Regeln für die Arbeit mit negativen Brüchengraden
- Wenn der Zähler oder Nenner des Bruches zu einem negativen Grad erhöht wird, wird der Bruch umgedreht. Mit anderen Worten, der Zähler und der Nenner wechseln sich ab.
- Wenn ein negativer Grad auf einen Bruch im Nenner angewendet wird, wird der Bruch umgedreht und der Grad wird positiv.
- Wenn ein negativer Grad auf einen Bruch im Zähler angewendet wird, bleibt der Bruch unverändert und der Grad wird positiv.
- Wenn ein negativer Grad gleichzeitig auf einen Bruch im Nenner und Zähler angewendet wird, bleibt der Bruch unverändert und der Grad wird positiv.
Betrachten Sie Beispiele, um die Regeln für die Arbeit mit negativen Brüchen besser darzustellen:
Ein Bruch von -1/2 ist gegeben.
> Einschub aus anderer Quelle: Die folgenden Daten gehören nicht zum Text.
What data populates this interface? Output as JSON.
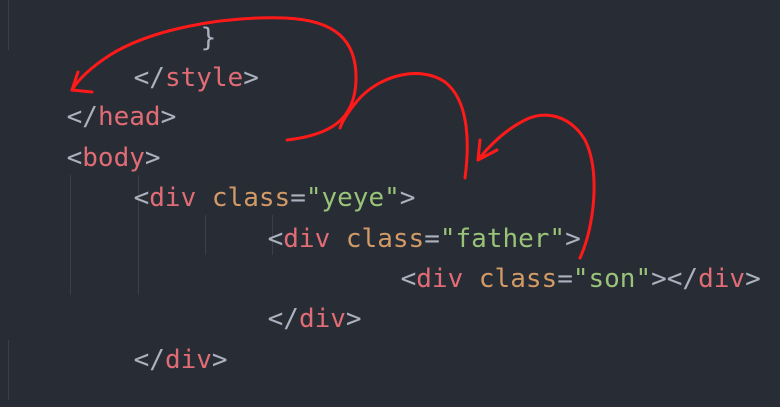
{
  "code": {
    "l0_brace": "}",
    "l1_open": "</",
    "l1_tag": "style",
    "l1_close": ">",
    "l2_open": "</",
    "l2_tag": "head",
    "l2_close": ">",
    "l3_open": "<",
    "l3_tag": "body",
    "l3_close": ">",
    "l4_open": "<",
    "l4_tag": "div",
    "l4_attr": "class",
    "l4_eq": "=",
    "l4_val": "\"yeye\"",
    "l4_close": ">",
    "l5_open": "<",
    "l5_tag": "div",
    "l5_attr": "class",
    "l5_eq": "=",
    "l5_val": "\"father\"",
    "l5_close": ">",
    "l6_open": "<",
    "l6_tag": "div",
    "l6_attr": "class",
    "l6_eq": "=",
    "l6_val": "\"son\"",
    "l6_close": "></",
    "l6_tag2": "div",
    "l6_close2": ">",
    "l7_open": "</",
    "l7_tag": "div",
    "l7_close": ">",
    "l8_open": "</",
    "l8_tag": "div",
    "l8_close": ">"
  },
  "colors": {
    "background": "#282c34",
    "tag": "#e06c75",
    "attribute": "#d19a66",
    "string": "#98c379",
    "punctuation": "#abb2bf",
    "annotation": "#ff1a1a"
  },
  "annotation": {
    "icon": "hand-drawn-red-arrows"
  }
}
Wir errichten es in Grad -2.
Nach Regel 1 wird der Bruch umgedreht und der Grad wird positiv.
Wir bekommen: (2/1)^2 = 2^2 / 1^2 = 4 / 1 = 4.
Ein Bruch von 3/4 ist gegeben. Wir errichten es auf den Grad -1.
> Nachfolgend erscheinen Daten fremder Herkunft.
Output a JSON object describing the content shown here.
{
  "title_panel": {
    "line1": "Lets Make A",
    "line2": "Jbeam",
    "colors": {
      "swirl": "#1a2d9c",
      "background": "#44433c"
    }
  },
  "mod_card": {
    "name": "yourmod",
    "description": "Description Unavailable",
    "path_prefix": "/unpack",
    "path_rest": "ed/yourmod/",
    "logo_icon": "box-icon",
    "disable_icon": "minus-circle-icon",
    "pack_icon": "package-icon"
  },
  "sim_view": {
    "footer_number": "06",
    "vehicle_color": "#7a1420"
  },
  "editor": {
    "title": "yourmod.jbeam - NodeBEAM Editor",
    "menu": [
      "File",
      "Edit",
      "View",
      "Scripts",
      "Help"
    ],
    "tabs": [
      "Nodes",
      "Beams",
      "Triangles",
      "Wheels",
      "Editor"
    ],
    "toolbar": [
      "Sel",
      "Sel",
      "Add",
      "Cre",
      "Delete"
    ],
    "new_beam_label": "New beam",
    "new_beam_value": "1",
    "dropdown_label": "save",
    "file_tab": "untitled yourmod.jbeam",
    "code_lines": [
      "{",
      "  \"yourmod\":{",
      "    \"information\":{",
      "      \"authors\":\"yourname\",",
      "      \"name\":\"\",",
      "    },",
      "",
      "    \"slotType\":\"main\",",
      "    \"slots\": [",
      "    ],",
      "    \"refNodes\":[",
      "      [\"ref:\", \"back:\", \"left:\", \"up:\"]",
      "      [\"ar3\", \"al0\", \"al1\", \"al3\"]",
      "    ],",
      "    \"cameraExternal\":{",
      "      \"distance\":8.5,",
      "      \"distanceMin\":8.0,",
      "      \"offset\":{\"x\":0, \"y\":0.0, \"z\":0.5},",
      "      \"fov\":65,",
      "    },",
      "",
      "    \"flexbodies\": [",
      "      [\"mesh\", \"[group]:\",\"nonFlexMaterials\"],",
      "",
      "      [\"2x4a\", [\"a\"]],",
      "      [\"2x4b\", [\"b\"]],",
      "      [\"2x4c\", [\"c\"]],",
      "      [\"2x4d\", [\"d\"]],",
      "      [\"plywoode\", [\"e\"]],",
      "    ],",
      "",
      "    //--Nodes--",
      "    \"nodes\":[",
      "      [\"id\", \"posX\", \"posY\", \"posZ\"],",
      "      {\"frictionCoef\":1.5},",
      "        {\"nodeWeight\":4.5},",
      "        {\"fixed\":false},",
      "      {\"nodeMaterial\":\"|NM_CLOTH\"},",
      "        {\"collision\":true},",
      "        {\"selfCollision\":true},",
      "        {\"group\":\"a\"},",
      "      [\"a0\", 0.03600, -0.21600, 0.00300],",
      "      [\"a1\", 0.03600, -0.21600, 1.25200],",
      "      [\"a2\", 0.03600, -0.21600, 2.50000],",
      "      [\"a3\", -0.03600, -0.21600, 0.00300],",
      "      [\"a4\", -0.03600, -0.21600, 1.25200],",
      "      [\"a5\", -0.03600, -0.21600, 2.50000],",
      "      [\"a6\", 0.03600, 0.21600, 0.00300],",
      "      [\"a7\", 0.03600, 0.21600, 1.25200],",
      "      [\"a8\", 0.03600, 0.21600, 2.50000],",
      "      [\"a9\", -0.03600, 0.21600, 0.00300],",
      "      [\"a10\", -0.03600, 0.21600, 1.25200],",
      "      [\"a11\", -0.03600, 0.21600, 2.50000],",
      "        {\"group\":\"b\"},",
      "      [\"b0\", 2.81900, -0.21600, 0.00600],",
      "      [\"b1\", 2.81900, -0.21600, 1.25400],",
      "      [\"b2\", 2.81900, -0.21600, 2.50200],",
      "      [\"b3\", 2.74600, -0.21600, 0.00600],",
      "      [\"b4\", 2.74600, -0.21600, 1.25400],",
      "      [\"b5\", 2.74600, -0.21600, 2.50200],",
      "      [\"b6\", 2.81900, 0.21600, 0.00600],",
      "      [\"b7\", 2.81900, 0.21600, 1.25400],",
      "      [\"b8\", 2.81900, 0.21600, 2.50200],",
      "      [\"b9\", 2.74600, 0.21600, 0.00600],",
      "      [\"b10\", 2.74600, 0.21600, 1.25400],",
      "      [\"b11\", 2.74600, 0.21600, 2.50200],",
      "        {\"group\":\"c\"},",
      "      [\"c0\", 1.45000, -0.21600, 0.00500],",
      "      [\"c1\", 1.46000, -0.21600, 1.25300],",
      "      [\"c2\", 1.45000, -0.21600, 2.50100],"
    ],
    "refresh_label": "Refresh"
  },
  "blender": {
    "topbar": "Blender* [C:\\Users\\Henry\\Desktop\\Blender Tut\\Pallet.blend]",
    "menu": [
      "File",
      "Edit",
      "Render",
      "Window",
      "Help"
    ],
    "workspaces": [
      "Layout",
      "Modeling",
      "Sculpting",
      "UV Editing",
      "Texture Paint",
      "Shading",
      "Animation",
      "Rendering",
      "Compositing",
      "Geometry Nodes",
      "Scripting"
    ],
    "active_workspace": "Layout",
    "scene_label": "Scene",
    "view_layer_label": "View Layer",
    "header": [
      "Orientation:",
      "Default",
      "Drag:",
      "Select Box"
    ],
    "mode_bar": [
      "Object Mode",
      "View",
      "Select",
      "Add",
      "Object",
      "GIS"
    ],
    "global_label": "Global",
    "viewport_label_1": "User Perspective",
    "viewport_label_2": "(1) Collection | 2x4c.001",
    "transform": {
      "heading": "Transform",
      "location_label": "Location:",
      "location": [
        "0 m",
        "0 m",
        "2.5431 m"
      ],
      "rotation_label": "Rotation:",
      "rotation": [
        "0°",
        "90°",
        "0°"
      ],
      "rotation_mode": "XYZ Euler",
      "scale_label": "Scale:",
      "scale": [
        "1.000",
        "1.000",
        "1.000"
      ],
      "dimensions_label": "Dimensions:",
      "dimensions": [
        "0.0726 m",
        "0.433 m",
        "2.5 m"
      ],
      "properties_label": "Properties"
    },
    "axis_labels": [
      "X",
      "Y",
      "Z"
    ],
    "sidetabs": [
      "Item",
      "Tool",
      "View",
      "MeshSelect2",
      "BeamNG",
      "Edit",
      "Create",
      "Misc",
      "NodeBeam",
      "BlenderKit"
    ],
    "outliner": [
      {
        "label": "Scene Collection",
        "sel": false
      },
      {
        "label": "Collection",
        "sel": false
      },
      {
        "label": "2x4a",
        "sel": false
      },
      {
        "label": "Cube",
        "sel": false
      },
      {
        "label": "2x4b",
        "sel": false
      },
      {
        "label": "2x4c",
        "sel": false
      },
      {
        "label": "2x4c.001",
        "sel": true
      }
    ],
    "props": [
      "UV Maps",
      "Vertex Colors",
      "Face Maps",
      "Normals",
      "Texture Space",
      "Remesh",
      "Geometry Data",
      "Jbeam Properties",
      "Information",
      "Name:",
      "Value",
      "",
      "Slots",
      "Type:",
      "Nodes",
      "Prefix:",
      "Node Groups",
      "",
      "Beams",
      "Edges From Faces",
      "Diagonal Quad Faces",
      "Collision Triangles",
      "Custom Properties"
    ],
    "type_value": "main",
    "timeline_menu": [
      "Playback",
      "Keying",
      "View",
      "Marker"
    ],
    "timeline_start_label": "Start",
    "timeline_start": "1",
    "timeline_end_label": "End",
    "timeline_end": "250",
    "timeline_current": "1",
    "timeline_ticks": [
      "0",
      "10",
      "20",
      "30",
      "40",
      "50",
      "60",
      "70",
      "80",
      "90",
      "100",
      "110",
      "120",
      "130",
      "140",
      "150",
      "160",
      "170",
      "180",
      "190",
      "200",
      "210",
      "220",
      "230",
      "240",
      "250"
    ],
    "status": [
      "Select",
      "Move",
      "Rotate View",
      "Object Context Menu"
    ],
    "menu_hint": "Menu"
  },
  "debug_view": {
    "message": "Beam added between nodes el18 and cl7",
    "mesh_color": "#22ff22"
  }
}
Gemäß Regel 2 wird der Bruch umgedreht und der Grad wird positiv.
Wir bekommen: (4/3)^1 = 4^1 / 3^1 = 4 / 3.
Es ist ein 5/6-Bruch gegeben. Wir errichten es in Grad -3.
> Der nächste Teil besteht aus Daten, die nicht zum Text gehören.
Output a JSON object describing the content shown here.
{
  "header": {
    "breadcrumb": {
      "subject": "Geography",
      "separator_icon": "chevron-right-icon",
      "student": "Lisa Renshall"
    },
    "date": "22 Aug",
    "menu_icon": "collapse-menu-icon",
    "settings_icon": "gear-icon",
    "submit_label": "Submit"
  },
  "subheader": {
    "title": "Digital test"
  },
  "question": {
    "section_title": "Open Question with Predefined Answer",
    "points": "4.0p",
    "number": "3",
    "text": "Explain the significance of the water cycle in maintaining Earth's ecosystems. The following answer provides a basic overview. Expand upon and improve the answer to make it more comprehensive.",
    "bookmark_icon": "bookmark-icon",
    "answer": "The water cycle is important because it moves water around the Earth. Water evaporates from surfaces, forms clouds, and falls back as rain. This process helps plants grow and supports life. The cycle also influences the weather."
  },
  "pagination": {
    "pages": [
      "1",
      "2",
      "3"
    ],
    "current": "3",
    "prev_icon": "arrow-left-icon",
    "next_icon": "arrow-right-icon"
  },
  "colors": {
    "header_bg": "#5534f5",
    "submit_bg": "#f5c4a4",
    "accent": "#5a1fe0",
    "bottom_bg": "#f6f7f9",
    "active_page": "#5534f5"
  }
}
Gemäß Regel 3 bleibt der Bruch unverändert und der Grad wird positiv.
Wir bekommen: (5/6)^3 = 5^3 / 6^3 = 125 / 216.
Ein 7/8-Bruch ist gegeben. Wir errichten es in Grad -2.
Gemäß Regel 4 bleibt der Bruch unverändert und der Grad wird positiv.
Wir bekommen: (7/8)^2 = 7^2 / 8^2 = 49 / 64.
Die Verwendung dieser Regeln hilft Ihnen, Probleme mit negativen Brüchen richtig zu lösen und die richtigen Ergebnisse zu erzielen.
Die Multiplikationsregel des negativen Bruchteils
Wenn wir einen Bruch mit einem negativen Grad multiplizieren, müssen wir zuerst den umgekehrten Bruch berechnen und ihn dann auf einen positiven Grad erhöhen. Betrachten wir dies anhand eines Beispiels:
| Ein Beispiel | Die Entscheidung |
|---|---|
| 1/2 * (-2) | Zuerst finden wir den umgekehrten Bruch von 1/2: 2/1. Dann werden wir es in ein positives Ausmaß bringen (-2): (2/1)^2 = 1/4. |
| 3/4 * (-3) | Zuerst finden wir den umgekehrten Bruch 3/4: 4/3. Dann werden wir es in ein positives Ausmaß bringen (-3): (4/3)^3 = 64/27. |
| 2/5 * (-4) | Zuerst finden wir den umgekehrten Bruch 2/5: 5/2. Dann werden wir es in ein positives Ausmaß bringen (-4): (5/2)^4 = 625/16. |
Wenn Sie also einen Bruch mit einem negativen Grad multiplizieren, müssen Sie zuerst den umgekehrten Bruch berechnen und ihn dann auf einen positiven Grad erhöhen.